El error básico consiste en generalizar, proceso mental que solo debe ser una etapa del razonamiento, no su hogar. “Quiero sentirme seguro(a)”, “quiero ser feliz”, “quiero tranquilidad”, “quiero una buena pareja”, “quiero estar saludable”, “quiero tener mucho dinero”, “quiero no tener que preocuparme por mis hijos”, y añádale “quieros” sin una sola precisión.

Nuestras generalizaciones nos paralizan y estancan. Casi nunca definimos de qué están compuestos todos esos deseos. Saberlo es el principio para encaminarnos hacia su logro paso a paso.

¿Qué situaciones y relaciones me dan seguridad, felicidad y tranquilidad?, ¿qué características debe tener una buena pareja?, ¿qué necesito para estar saludable?, ¿cuánto es mucho dinero y qué hay que hacer para tenerlo?, ¿cómo debo educar a mis hijos para no preocuparme por ellos?, o quizá ¿qué debo hacer para no convertir la preocupación en una actividad mental dominante y desgastante?

Generalmente no lo sabemos. Esta frase es un ejemplo de para qué sirve la generalización: hacer una afirmación sobre algo que nos es común a muchos o a todos, como punto de partida para un análisis detallado del contenido de la generalidad, que nos revele información valiosa. 

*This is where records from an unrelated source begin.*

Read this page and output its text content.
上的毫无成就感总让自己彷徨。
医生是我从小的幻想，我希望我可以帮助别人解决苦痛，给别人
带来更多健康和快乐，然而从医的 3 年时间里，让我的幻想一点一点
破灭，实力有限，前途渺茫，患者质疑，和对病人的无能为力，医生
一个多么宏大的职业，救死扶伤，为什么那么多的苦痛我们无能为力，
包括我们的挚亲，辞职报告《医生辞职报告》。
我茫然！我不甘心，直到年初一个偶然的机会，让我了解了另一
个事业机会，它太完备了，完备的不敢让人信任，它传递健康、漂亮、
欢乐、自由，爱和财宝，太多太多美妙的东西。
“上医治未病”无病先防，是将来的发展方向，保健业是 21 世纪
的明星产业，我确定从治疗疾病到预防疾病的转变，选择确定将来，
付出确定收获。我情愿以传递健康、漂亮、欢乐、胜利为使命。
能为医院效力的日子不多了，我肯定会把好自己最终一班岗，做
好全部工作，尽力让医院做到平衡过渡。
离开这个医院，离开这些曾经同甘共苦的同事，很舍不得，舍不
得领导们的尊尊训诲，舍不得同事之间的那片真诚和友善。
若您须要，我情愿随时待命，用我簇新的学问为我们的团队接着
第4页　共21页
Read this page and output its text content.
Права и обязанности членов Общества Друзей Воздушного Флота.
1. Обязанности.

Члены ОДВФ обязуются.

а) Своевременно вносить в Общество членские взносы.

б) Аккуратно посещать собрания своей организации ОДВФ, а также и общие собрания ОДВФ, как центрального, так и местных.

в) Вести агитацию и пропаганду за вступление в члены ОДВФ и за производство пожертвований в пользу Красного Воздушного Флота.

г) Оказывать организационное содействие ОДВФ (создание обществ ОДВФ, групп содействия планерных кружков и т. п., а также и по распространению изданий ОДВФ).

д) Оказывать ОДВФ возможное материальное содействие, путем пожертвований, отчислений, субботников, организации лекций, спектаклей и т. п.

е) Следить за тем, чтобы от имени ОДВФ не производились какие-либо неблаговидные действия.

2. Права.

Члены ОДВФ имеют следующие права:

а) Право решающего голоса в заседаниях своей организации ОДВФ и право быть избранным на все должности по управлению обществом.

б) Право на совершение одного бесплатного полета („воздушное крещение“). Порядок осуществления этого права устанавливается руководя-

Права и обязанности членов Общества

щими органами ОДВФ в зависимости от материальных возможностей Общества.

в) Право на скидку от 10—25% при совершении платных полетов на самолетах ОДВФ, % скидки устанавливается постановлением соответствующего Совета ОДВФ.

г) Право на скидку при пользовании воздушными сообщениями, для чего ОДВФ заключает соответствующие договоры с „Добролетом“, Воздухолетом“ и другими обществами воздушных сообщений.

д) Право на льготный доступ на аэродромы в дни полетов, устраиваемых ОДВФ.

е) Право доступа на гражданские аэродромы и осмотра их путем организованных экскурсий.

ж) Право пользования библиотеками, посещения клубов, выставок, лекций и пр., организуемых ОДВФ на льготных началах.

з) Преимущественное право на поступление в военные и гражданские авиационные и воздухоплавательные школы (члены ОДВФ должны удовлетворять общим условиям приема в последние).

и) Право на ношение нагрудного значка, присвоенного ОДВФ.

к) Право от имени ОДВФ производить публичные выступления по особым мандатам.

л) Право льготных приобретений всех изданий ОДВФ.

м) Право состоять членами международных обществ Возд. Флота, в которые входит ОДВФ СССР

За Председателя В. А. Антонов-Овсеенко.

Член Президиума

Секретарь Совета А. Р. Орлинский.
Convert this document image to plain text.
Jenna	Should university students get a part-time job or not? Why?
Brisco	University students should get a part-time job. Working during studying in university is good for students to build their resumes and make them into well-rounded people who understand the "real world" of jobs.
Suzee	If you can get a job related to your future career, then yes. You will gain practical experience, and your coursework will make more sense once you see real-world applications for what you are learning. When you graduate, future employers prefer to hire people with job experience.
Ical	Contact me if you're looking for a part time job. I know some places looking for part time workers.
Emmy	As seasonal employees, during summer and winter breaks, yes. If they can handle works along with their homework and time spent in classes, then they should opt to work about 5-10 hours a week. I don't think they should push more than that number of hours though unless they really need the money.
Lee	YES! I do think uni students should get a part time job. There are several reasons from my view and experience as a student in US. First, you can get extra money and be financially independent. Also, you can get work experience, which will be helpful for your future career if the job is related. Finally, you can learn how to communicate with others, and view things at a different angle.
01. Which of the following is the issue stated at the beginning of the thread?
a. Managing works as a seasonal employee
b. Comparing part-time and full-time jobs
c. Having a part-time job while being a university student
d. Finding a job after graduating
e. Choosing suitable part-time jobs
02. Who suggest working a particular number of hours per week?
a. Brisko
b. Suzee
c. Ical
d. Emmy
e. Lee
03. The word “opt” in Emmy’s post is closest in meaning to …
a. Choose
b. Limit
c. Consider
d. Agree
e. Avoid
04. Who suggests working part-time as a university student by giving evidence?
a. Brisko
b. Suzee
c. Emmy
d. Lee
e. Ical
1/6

Las generalizaciones hechas pasar por verdades absolutas son muestra de gran ignorancia, porque generalizar es solo el principio del conocimiento, no la conclusión. Convertimos la experiencia en una idea de cómo funcionan las cosas, y a partir de ahí investigamos. 

Hay dos tipos de generalización: incompleta (casi siempre, por lo regular) y completa (siempre, nunca, todo). Los seres humanos usamos esta segunda para convertirla en creencia, esté bien o mal fundada, ya que la primera siempre deja un espacio de duda, no permite la contundencia, por tanto, no nos da la razón completa, que es lo que buscamos en una discusión.

Creemos y decimos cosas como: “todos los hombres son iguales”, “todas las mujeres son complicadas”, “todos los jóvenes son rebeldes”; afirmaciones cuyas excepciones son tan numerosas que en realidad podrían ser la regla.

Es común, por otra parte, que quien refuta una generalización intente anularla con solo una excepción. Esto se llama falacia casuística, y solo impacta el ánimo de quien se aferra a una creencia más allá de lo saludable.

Las redes sociales están llenas de ejemplos de confrontaciones entre la generalización y la excepción como verdades absolutas en ambos casos. Nuestro apego a tener la razón nos impide ver el detalle o nos estaciona en él, y esto, a su vez, nos estanca en la vida, porque obstruye el ejercicio imaginativo que creará la realidad que deseamos.